1720 – Peter I prohibits the printing houses of the Pechersk Lavra and Chernihiv from printing any books, except religious books, and those only using the "Great Russian language", by which one should essentially understand the Russian version of Church Slavonic. In practice, this means a ban on using the Ukrainian redaction of Church Slavonic in print.
https://en.wikipedia.org/wiki/Chronology_of_Ukrainian_language_suppression
But the idea of a very-very-very-right "sacred" dialect for dusty books, it is definitely an idea of Soviet Ukrainian.
How will learning about a writing system remove putin from power and russian troops from Ukraine?
How will not learning about Writing system remove putin from power and russian troops from Ukraine?
My point is that if we can do something, we have to do it. Wikipedia can conduct a campaign against Putin's alphabet prohibition, which means that it has to do it.
— But they do care about the Volga Tatars. — Because Tatarstan is part of Russia? Also, they have a direct interest in suppressing meaningful Tatar revival because Tatarstan is an oil-rich republic which almost broke away from Russia in 1992 and yeah, they waged two wars against Chechnya, which did manage to de facto break away. No Russian politician would let them go, and no Russian politician will allow them to approach that stage.
In fact, it means the importance of what I am saying: Russians need to control the Tatar language to control Tatarstan. But also, it means that Russia is extremely weak, so it is even afraid of the Latin alphabet!
Nor would you let Crimeans declare their "Crimean Tatar People's Republic" if Crimea returns to Ukrainian control, would you?
But why don’t Crimean Tatars declare "Crimean Tatar People's Republic" right now?
— The Cyrillic was forced by genocide. So being in agreement with such enforcement means being in agreement with genocide. — Proof?
If Russians have the right to decide how you have to write in your native language, it means that Russians have the right to everything else. Using Stalin Cyrillic means that Russians "can repeat" (as they like to say), and you agree with it.
[obviously weakens Putinism] The "obviously" part is very debatable. I'd even dare say "not at all"
First of all, it is obvious to Russians. Also, it is well shown by George Orwell in "1984", where he described very detailed this Stalin's practice as Newspeak. So George Orwell also considers it EXTREMELY important, and his book has even a special part dedicated to Newspeak.
So leaders of a multi-ethnic state with active ethnic minority nationalist movements want to make sure they do not blow up the country from within?
That is why this is so important for us.

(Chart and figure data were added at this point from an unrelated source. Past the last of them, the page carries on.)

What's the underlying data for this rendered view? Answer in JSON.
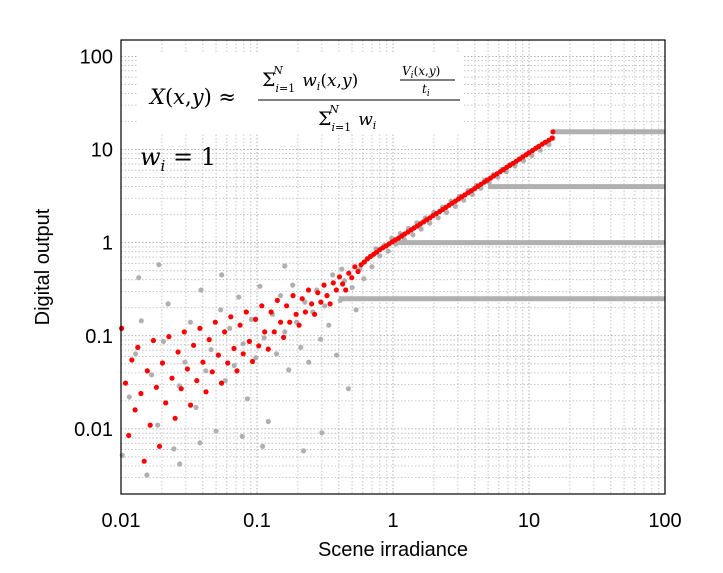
{
  "chart_data": {
    "type": "scatter",
    "title": "",
    "xlabel": "Scene irradiance",
    "ylabel": "Digital output",
    "xscale": "log",
    "yscale": "log",
    "xlim": [
      0.01,
      100
    ],
    "ylim": [
      0.002,
      150
    ],
    "grid": true,
    "x_tick_labels": [
      "0.01",
      "0.1",
      "1",
      "10",
      "100"
    ],
    "y_tick_labels": [
      "0.01",
      "0.1",
      "1",
      "10",
      "100"
    ],
    "x_ticks": [
      0.01,
      0.1,
      1,
      10,
      100
    ],
    "y_ticks": [
      0.01,
      0.1,
      1,
      10,
      100
    ],
    "annotations": {
      "formula": "X(x,y) ≈ Σ_{i=1}^{N} w_i(x,y) V_i(x,y)/t_i / Σ_{i=1}^{N} w_i",
      "weight": "w_i = 1"
    },
    "series": [
      {
        "color": "#b0b0b0",
        "points": [
          [
            0.0102,
            0.0052
          ],
          [
            0.0115,
            0.022
          ],
          [
            0.0128,
            0.064
          ],
          [
            0.0141,
            0.145
          ],
          [
            0.0155,
            0.0032
          ],
          [
            0.0168,
            0.038
          ],
          [
            0.0186,
            0.011
          ],
          [
            0.0205,
            0.087
          ],
          [
            0.0222,
            0.22
          ],
          [
            0.0245,
            0.0061
          ],
          [
            0.0268,
            0.029
          ],
          [
            0.0295,
            0.052
          ],
          [
            0.0324,
            0.14
          ],
          [
            0.0356,
            0.017
          ],
          [
            0.0388,
            0.31
          ],
          [
            0.0421,
            0.042
          ],
          [
            0.046,
            0.071
          ],
          [
            0.05,
            0.0095
          ],
          [
            0.054,
            0.19
          ],
          [
            0.0585,
            0.033
          ],
          [
            0.063,
            0.12
          ],
          [
            0.068,
            0.048
          ],
          [
            0.0735,
            0.26
          ],
          [
            0.079,
            0.082
          ],
          [
            0.085,
            0.021
          ],
          [
            0.091,
            0.15
          ],
          [
            0.098,
            0.058
          ],
          [
            0.105,
            0.34
          ],
          [
            0.113,
            0.095
          ],
          [
            0.121,
            0.012
          ],
          [
            0.13,
            0.17
          ],
          [
            0.139,
            0.064
          ],
          [
            0.149,
            0.27
          ],
          [
            0.16,
            0.11
          ],
          [
            0.171,
            0.043
          ],
          [
            0.183,
            0.35
          ],
          [
            0.196,
            0.14
          ],
          [
            0.21,
            0.075
          ],
          [
            0.225,
            0.23
          ],
          [
            0.24,
            0.052
          ],
          [
            0.257,
            0.18
          ],
          [
            0.275,
            0.31
          ],
          [
            0.294,
            0.092
          ],
          [
            0.315,
            0.21
          ],
          [
            0.337,
            0.13
          ],
          [
            0.36,
            0.45
          ],
          [
            0.385,
            0.062
          ],
          [
            0.41,
            0.24
          ],
          [
            0.44,
            0.39
          ],
          [
            0.47,
            0.027
          ],
          [
            0.5,
            0.33
          ],
          [
            0.535,
            0.19
          ],
          [
            0.57,
            0.52
          ],
          [
            0.61,
            0.41
          ],
          [
            0.65,
            0.68
          ],
          [
            0.7,
            0.55
          ],
          [
            0.75,
            0.86
          ],
          [
            0.8,
            0.72
          ],
          [
            0.86,
            0.93
          ],
          [
            0.92,
            0.81
          ],
          [
            0.98,
            1.12
          ],
          [
            1.05,
            0.97
          ],
          [
            1.13,
            1.25
          ],
          [
            1.21,
            1.08
          ],
          [
            1.3,
            1.42
          ],
          [
            1.4,
            1.21
          ],
          [
            1.5,
            1.63
          ],
          [
            1.61,
            1.4
          ],
          [
            1.73,
            1.85
          ],
          [
            1.86,
            1.62
          ],
          [
            2.0,
            2.12
          ],
          [
            2.15,
            1.85
          ],
          [
            2.31,
            2.41
          ],
          [
            2.48,
            2.11
          ],
          [
            2.67,
            2.78
          ],
          [
            2.87,
            2.45
          ],
          [
            3.08,
            3.15
          ],
          [
            3.31,
            2.86
          ],
          [
            3.56,
            3.62
          ],
          [
            3.83,
            3.3
          ],
          [
            4.11,
            4.12
          ],
          [
            4.42,
            3.85
          ],
          [
            4.75,
            4.71
          ],
          [
            5.1,
            4.42
          ],
          [
            5.48,
            5.38
          ],
          [
            5.9,
            5.05
          ],
          [
            6.34,
            6.12
          ],
          [
            6.81,
            5.81
          ],
          [
            7.32,
            6.95
          ],
          [
            7.87,
            6.66
          ],
          [
            8.46,
            7.92
          ],
          [
            9.09,
            7.61
          ],
          [
            9.77,
            9.05
          ],
          [
            10.5,
            8.62
          ],
          [
            11.3,
            10.4
          ],
          [
            12.1,
            9.85
          ],
          [
            13.0,
            11.8
          ],
          [
            14.0,
            11.3
          ],
          [
            15.0,
            13.2
          ],
          [
            0.0135,
            0.42
          ],
          [
            0.019,
            0.58
          ],
          [
            0.027,
            0.0042
          ],
          [
            0.038,
            0.0071
          ],
          [
            0.055,
            0.45
          ],
          [
            0.078,
            0.0083
          ],
          [
            0.11,
            0.0065
          ],
          [
            0.16,
            0.56
          ],
          [
            0.22,
            0.0058
          ],
          [
            0.3,
            0.0091
          ],
          [
            0.42,
            0.52
          ]
        ]
      },
      {
        "color": "#ff0000",
        "points": [
          [
            0.0101,
            0.12
          ],
          [
            0.0108,
            0.031
          ],
          [
            0.0114,
            0.0085
          ],
          [
            0.012,
            0.055
          ],
          [
            0.0127,
            0.016
          ],
          [
            0.0133,
            0.075
          ],
          [
            0.014,
            0.024
          ],
          [
            0.0148,
            0.0045
          ],
          [
            0.0156,
            0.042
          ],
          [
            0.0164,
            0.011
          ],
          [
            0.0173,
            0.089
          ],
          [
            0.0182,
            0.028
          ],
          [
            0.0192,
            0.0065
          ],
          [
            0.0202,
            0.051
          ],
          [
            0.0213,
            0.019
          ],
          [
            0.0225,
            0.098
          ],
          [
            0.0237,
            0.035
          ],
          [
            0.025,
            0.013
          ],
          [
            0.0263,
            0.067
          ],
          [
            0.0277,
            0.027
          ],
          [
            0.0292,
            0.11
          ],
          [
            0.0308,
            0.044
          ],
          [
            0.0325,
            0.018
          ],
          [
            0.0342,
            0.079
          ],
          [
            0.0361,
            0.033
          ],
          [
            0.038,
            0.12
          ],
          [
            0.04,
            0.052
          ],
          [
            0.0422,
            0.025
          ],
          [
            0.0445,
            0.091
          ],
          [
            0.0469,
            0.041
          ],
          [
            0.0494,
            0.14
          ],
          [
            0.052,
            0.062
          ],
          [
            0.0548,
            0.031
          ],
          [
            0.0578,
            0.11
          ],
          [
            0.0609,
            0.051
          ],
          [
            0.0642,
            0.16
          ],
          [
            0.0677,
            0.073
          ],
          [
            0.0713,
            0.042
          ],
          [
            0.0751,
            0.13
          ],
          [
            0.0792,
            0.064
          ],
          [
            0.0835,
            0.18
          ],
          [
            0.088,
            0.087
          ],
          [
            0.0927,
            0.053
          ],
          [
            0.0977,
            0.15
          ],
          [
            0.103,
            0.078
          ],
          [
            0.1085,
            0.21
          ],
          [
            0.114,
            0.11
          ],
          [
            0.121,
            0.072
          ],
          [
            0.127,
            0.18
          ],
          [
            0.134,
            0.11
          ],
          [
            0.141,
            0.24
          ],
          [
            0.149,
            0.14
          ],
          [
            0.157,
            0.096
          ],
          [
            0.165,
            0.21
          ],
          [
            0.174,
            0.14
          ],
          [
            0.184,
            0.27
          ],
          [
            0.194,
            0.17
          ],
          [
            0.204,
            0.13
          ],
          [
            0.215,
            0.25
          ],
          [
            0.227,
            0.18
          ],
          [
            0.239,
            0.31
          ],
          [
            0.252,
            0.22
          ],
          [
            0.265,
            0.17
          ],
          [
            0.28,
            0.29
          ],
          [
            0.295,
            0.23
          ],
          [
            0.311,
            0.35
          ],
          [
            0.327,
            0.27
          ],
          [
            0.345,
            0.22
          ],
          [
            0.364,
            0.37
          ],
          [
            0.383,
            0.31
          ],
          [
            0.404,
            0.43
          ],
          [
            0.426,
            0.36
          ],
          [
            0.449,
            0.31
          ],
          [
            0.473,
            0.47
          ],
          [
            0.498,
            0.42
          ],
          [
            0.525,
            0.55
          ],
          [
            0.553,
            0.49
          ],
          [
            0.583,
            0.58
          ],
          [
            0.615,
            0.62
          ],
          [
            0.648,
            0.67
          ],
          [
            0.683,
            0.71
          ],
          [
            0.72,
            0.75
          ],
          [
            0.758,
            0.79
          ],
          [
            0.799,
            0.84
          ],
          [
            0.842,
            0.88
          ],
          [
            0.888,
            0.92
          ],
          [
            0.935,
            0.97
          ],
          [
            0.986,
            1.02
          ],
          [
            1.04,
            1.07
          ],
          [
            1.1,
            1.12
          ],
          [
            1.16,
            1.18
          ],
          [
            1.22,
            1.24
          ],
          [
            1.29,
            1.3
          ],
          [
            1.36,
            1.37
          ],
          [
            1.43,
            1.44
          ],
          [
            1.51,
            1.51
          ],
          [
            1.59,
            1.59
          ],
          [
            1.68,
            1.67
          ],
          [
            1.77,
            1.76
          ],
          [
            1.87,
            1.85
          ],
          [
            1.97,
            1.95
          ],
          [
            2.08,
            2.05
          ],
          [
            2.2,
            2.16
          ],
          [
            2.32,
            2.27
          ],
          [
            2.45,
            2.39
          ],
          [
            2.58,
            2.52
          ],
          [
            2.72,
            2.65
          ],
          [
            2.87,
            2.79
          ],
          [
            3.03,
            2.94
          ],
          [
            3.2,
            3.1
          ],
          [
            3.38,
            3.26
          ],
          [
            3.57,
            3.44
          ],
          [
            3.77,
            3.62
          ],
          [
            3.98,
            3.81
          ],
          [
            4.2,
            4.02
          ],
          [
            4.43,
            4.23
          ],
          [
            4.68,
            4.46
          ],
          [
            4.94,
            4.69
          ],
          [
            5.22,
            4.94
          ],
          [
            5.51,
            5.21
          ],
          [
            5.82,
            5.49
          ],
          [
            6.14,
            5.78
          ],
          [
            6.49,
            6.09
          ],
          [
            6.85,
            6.42
          ],
          [
            7.23,
            6.76
          ],
          [
            7.64,
            7.12
          ],
          [
            8.07,
            7.5
          ],
          [
            8.52,
            7.9
          ],
          [
            9.0,
            8.33
          ],
          [
            9.5,
            8.77
          ],
          [
            10.0,
            9.24
          ],
          [
            10.6,
            9.73
          ],
          [
            11.2,
            10.3
          ],
          [
            11.8,
            10.8
          ],
          [
            12.5,
            11.4
          ],
          [
            13.2,
            12.0
          ],
          [
            14.0,
            12.6
          ],
          [
            14.8,
            13.3
          ],
          [
            15.0,
            15.5
          ]
        ]
      }
    ],
    "saturation_levels": [
      {
        "y": 15.5,
        "x_from": 15,
        "x_to": 100
      },
      {
        "y": 4.0,
        "x_from": 5,
        "x_to": 100
      },
      {
        "y": 1.0,
        "x_from": 1,
        "x_to": 100
      },
      {
        "y": 0.25,
        "x_from": 0.4,
        "x_to": 100
      }
    ]
  }
}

This would destroy Putinism and stop the war.
There's a reason a lot of Russians hate Gorbachev (except those whose main worry were human rights, or who benefitted from capitalism, which is to say, a minority of the Russians), and no politician wants to be remembered for the same reason.
So we need more sanctions to return them to the USSR standard of living to make them happy, like Northern Koreans are happy without capitalism.
PS
BTW, I cannot imagine English in Cyrillic, but Russians definitely can.
PPS
Historically, Russian imperialism is about a great deal more than soldiers, weaponry and land. It's also about cultural extermination, "Make the world England" taken to the extreme. If I'm not mistaken here, the message is that maintaining language and culture in the face of this helps defeat that element of the war, and that Wikipedia should act responsibly in this case.